We might call this emerging ethic eco-optimality. Its approach to dealing with human and animal others is relational and co-transformative, rather than unidirectional and exploitative. Because it is mutually respectful, eco-optimality reinscribes positive cultural and practical boundaries on human uses of animals and the environment. Through both creative representation and material practices, it stages more equitable redistribution of the Earth’s bounty in order to substantiate universal rights to food, housing, and health security.

Eco-optimal Shakespeare also takes inspiration from collective, multilateral solutions to climate change and other environmental upheavals. It resituates and enmeshes Shakespeare in local design and performance to motivate community resilience towards both the predicted and unforeseen calamities of Anthropocene. And it animates this realistically hopeful solidarity, affectively and imaginatively, through contemporary adaptations of Shakespeare’s original plays.

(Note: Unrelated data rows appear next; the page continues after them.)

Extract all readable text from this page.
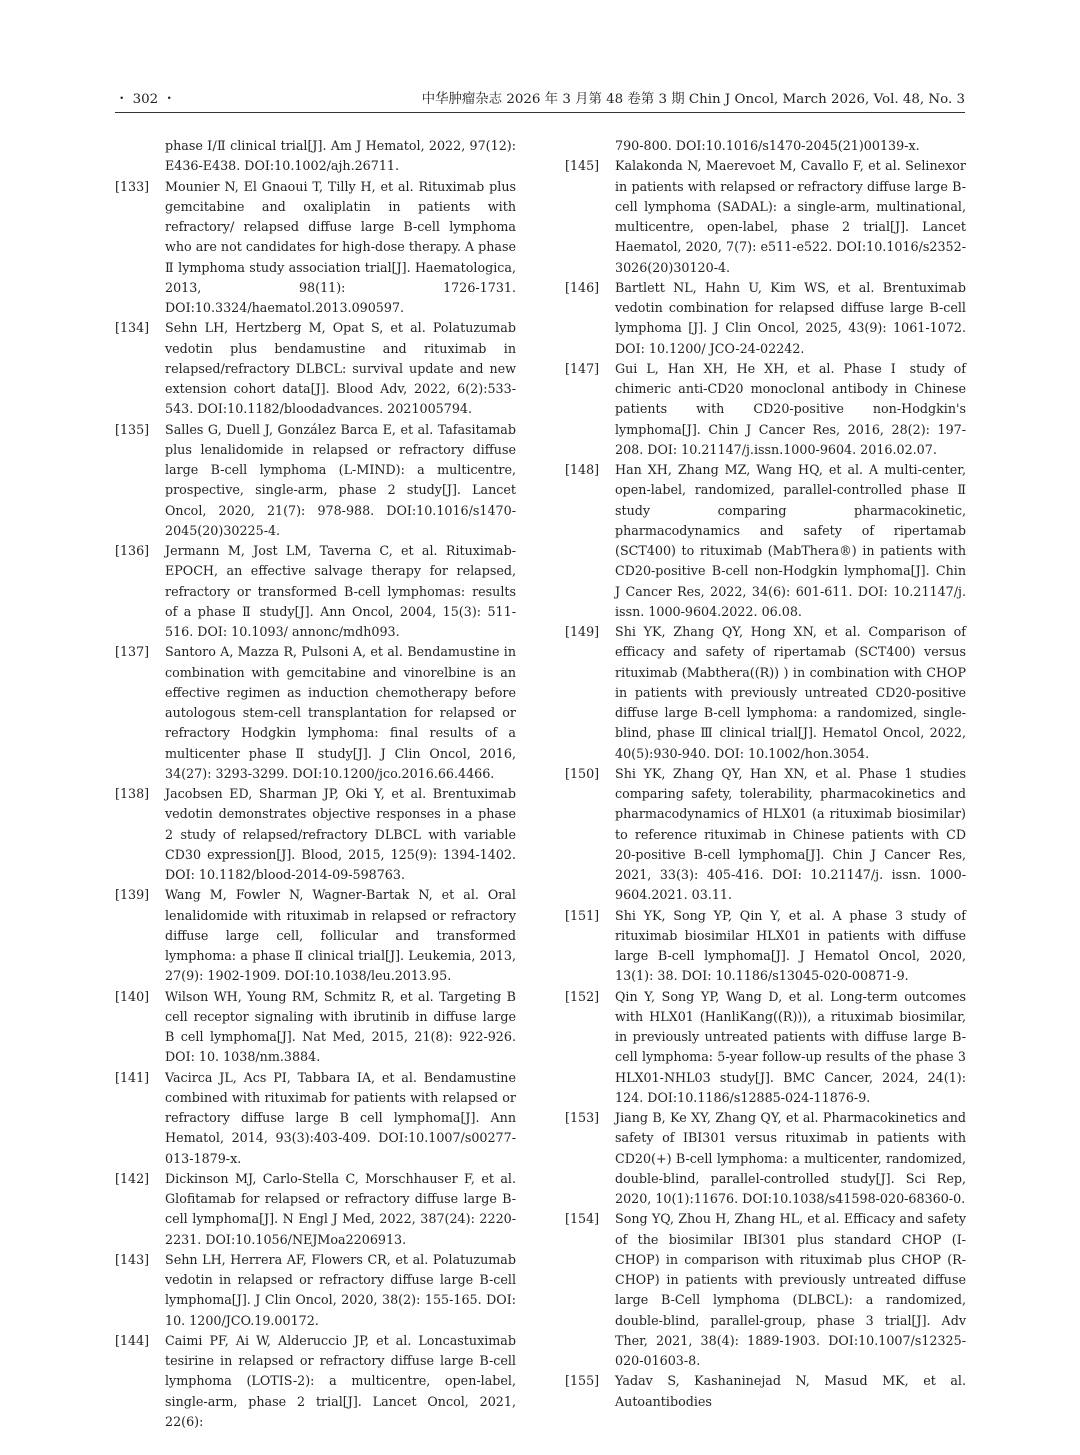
・ 302 ・	中华肿瘤杂志 2026 年 3 月第 48 卷第 3 期 Chin J Oncol, March 2026, Vol. 48, No. 3
phase Ⅰ/Ⅱ clinical trial[J]. Am J Hematol, 2022, 97(12): E436-E438. DOI:10.1002/ajh.26711.
[133] Mounier N, El Gnaoui T, Tilly H, et al. Rituximab plus gemcitabine and oxaliplatin in patients with refractory/ relapsed diffuse large B-cell lymphoma who are not candidates for high-dose therapy. A phase Ⅱ lymphoma study association trial[J]. Haematologica, 2013, 98(11): 1726-1731. DOI:10.3324/haematol.2013.090597.
[134] Sehn LH, Hertzberg M, Opat S, et al. Polatuzumab vedotin plus bendamustine and rituximab in relapsed/refractory DLBCL: survival update and new extension cohort data[J]. Blood Adv, 2022, 6(2):533-543. DOI:10.1182/bloodadvances. 2021005794.
[135] Salles G, Duell J, González Barca E, et al. Tafasitamab plus lenalidomide in relapsed or refractory diffuse large B-cell lymphoma (L-MIND): a multicentre, prospective, single-arm, phase 2 study[J]. Lancet Oncol, 2020, 21(7): 978-988. DOI:10.1016/s1470-2045(20)30225-4.
[136] Jermann M, Jost LM, Taverna C, et al. Rituximab-EPOCH, an effective salvage therapy for relapsed, refractory or transformed B-cell lymphomas: results of a phase Ⅱ study[J]. Ann Oncol, 2004, 15(3): 511-516. DOI: 10.1093/ annonc/mdh093.
[137] Santoro A, Mazza R, Pulsoni A, et al. Bendamustine in combination with gemcitabine and vinorelbine is an effective regimen as induction chemotherapy before autologous stem-cell transplantation for relapsed or refractory Hodgkin lymphoma: final results of a multicenter phase Ⅱ study[J]. J Clin Oncol, 2016, 34(27): 3293-3299. DOI:10.1200/jco.2016.66.4466.
[138] Jacobsen ED, Sharman JP, Oki Y, et al. Brentuximab vedotin demonstrates objective responses in a phase 2 study of relapsed/refractory DLBCL with variable CD30 expression[J]. Blood, 2015, 125(9): 1394-1402. DOI: 10.1182/blood-2014-09-598763.
[139] Wang M, Fowler N, Wagner-Bartak N, et al. Oral lenalidomide with rituximab in relapsed or refractory diffuse large cell, follicular and transformed lymphoma: a phase Ⅱ clinical trial[J]. Leukemia, 2013, 27(9): 1902-1909. DOI:10.1038/leu.2013.95.
[140] Wilson WH, Young RM, Schmitz R, et al. Targeting B cell receptor signaling with ibrutinib in diffuse large B cell lymphoma[J]. Nat Med, 2015, 21(8): 922-926. DOI: 10. 1038/nm.3884.
[141] Vacirca JL, Acs PI, Tabbara IA, et al. Bendamustine combined with rituximab for patients with relapsed or refractory diffuse large B cell lymphoma[J]. Ann Hematol, 2014, 93(3):403-409. DOI:10.1007/s00277-013-1879-x.
[142] Dickinson MJ, Carlo-Stella C, Morschhauser F, et al. Glofitamab for relapsed or refractory diffuse large B-cell lymphoma[J]. N Engl J Med, 2022, 387(24): 2220-2231. DOI:10.1056/NEJMoa2206913.
[143] Sehn LH, Herrera AF, Flowers CR, et al. Polatuzumab vedotin in relapsed or refractory diffuse large B-cell lymphoma[J]. J Clin Oncol, 2020, 38(2): 155-165. DOI: 10. 1200/JCO.19.00172.
[144] Caimi PF, Ai W, Alderuccio JP, et al. Loncastuximab tesirine in relapsed or refractory diffuse large B-cell lymphoma (LOTIS-2): a multicentre, open-label, single-arm, phase 2 trial[J]. Lancet Oncol, 2021, 22(6):
790-800. DOI:10.1016/s1470-2045(21)00139-x.
[145] Kalakonda N, Maerevoet M, Cavallo F, et al. Selinexor in patients with relapsed or refractory diffuse large B-cell lymphoma (SADAL): a single-arm, multinational, multicentre, open-label, phase 2 trial[J]. Lancet Haematol, 2020, 7(7): e511-e522. DOI:10.1016/s2352-3026(20)30120-4.
[146] Bartlett NL, Hahn U, Kim WS, et al. Brentuximab vedotin combination for relapsed diffuse large B-cell lymphoma [J]. J Clin Oncol, 2025, 43(9): 1061-1072. DOI: 10.1200/ JCO-24-02242.
[147] Gui L, Han XH, He XH, et al. Phase Ⅰ study of chimeric anti-CD20 monoclonal antibody in Chinese patients with CD20-positive non-Hodgkin's lymphoma[J]. Chin J Cancer Res, 2016, 28(2): 197-208. DOI: 10.21147/j.issn.1000-9604. 2016.02.07.
[148] Han XH, Zhang MZ, Wang HQ, et al. A multi-center, open-label, randomized, parallel-controlled phase Ⅱ study comparing pharmacokinetic, pharmacodynamics and safety of ripertamab (SCT400) to rituximab (MabThera®) in patients with CD20-positive B-cell non-Hodgkin lymphoma[J]. Chin J Cancer Res, 2022, 34(6): 601-611. DOI: 10.21147/j. issn. 1000-9604.2022. 06.08.
[149] Shi YK, Zhang QY, Hong XN, et al. Comparison of efficacy and safety of ripertamab (SCT400) versus rituximab (Mabthera((R)) ) in combination with CHOP in patients with previously untreated CD20-positive diffuse large B-cell lymphoma: a randomized, single-blind, phase Ⅲ clinical trial[J]. Hematol Oncol, 2022, 40(5):930-940. DOI: 10.1002/hon.3054.
[150] Shi YK, Zhang QY, Han XN, et al. Phase 1 studies comparing safety, tolerability, pharmacokinetics and pharmacodynamics of HLX01 (a rituximab biosimilar) to reference rituximab in Chinese patients with CD 20-positive B-cell lymphoma[J]. Chin J Cancer Res, 2021, 33(3): 405-416. DOI: 10.21147/j. issn. 1000-9604.2021. 03.11.
[151] Shi YK, Song YP, Qin Y, et al. A phase 3 study of rituximab biosimilar HLX01 in patients with diffuse large B-cell lymphoma[J]. J Hematol Oncol, 2020, 13(1): 38. DOI: 10.1186/s13045-020-00871-9.
[152] Qin Y, Song YP, Wang D, et al. Long-term outcomes with HLX01 (HanliKang((R))), a rituximab biosimilar, in previously untreated patients with diffuse large B-cell lymphoma: 5-year follow-up results of the phase 3 HLX01-NHL03 study[J]. BMC Cancer, 2024, 24(1): 124. DOI:10.1186/s12885-024-11876-9.
[153] Jiang B, Ke XY, Zhang QY, et al. Pharmacokinetics and safety of IBI301 versus rituximab in patients with CD20(+) B-cell lymphoma: a multicenter, randomized, double-blind, parallel-controlled study[J]. Sci Rep, 2020, 10(1):11676. DOI:10.1038/s41598-020-68360-0.
[154] Song YQ, Zhou H, Zhang HL, et al. Efficacy and safety of the biosimilar IBI301 plus standard CHOP (I-CHOP) in comparison with rituximab plus CHOP (R-CHOP) in patients with previously untreated diffuse large B-Cell lymphoma (DLBCL): a randomized, double-blind, parallel-group, phase 3 trial[J]. Adv Ther, 2021, 38(4): 1889-1903. DOI:10.1007/s12325-020-01603-8.
[155] Yadav S, Kashaninejad N, Masud MK, et al. Autoantibodies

The path-blazing intelligence and creativity of Globe 4 Globe’s practitioners and scholars affirmed the generative futures of eco-optimal Shakespeare. Their work will nonetheless continue to remain burdened with necessary sorrow for the planet we have violated and populations we have destroyed. This melancholy is just as emotionally valuable as dramatic representations of environmental hope. Eco-optimal Shakespeare steers clear of either eco-utopian or eco-catastrophic Shakespeare, aiming for a phenomenally inclusive ethos of life-changing performance.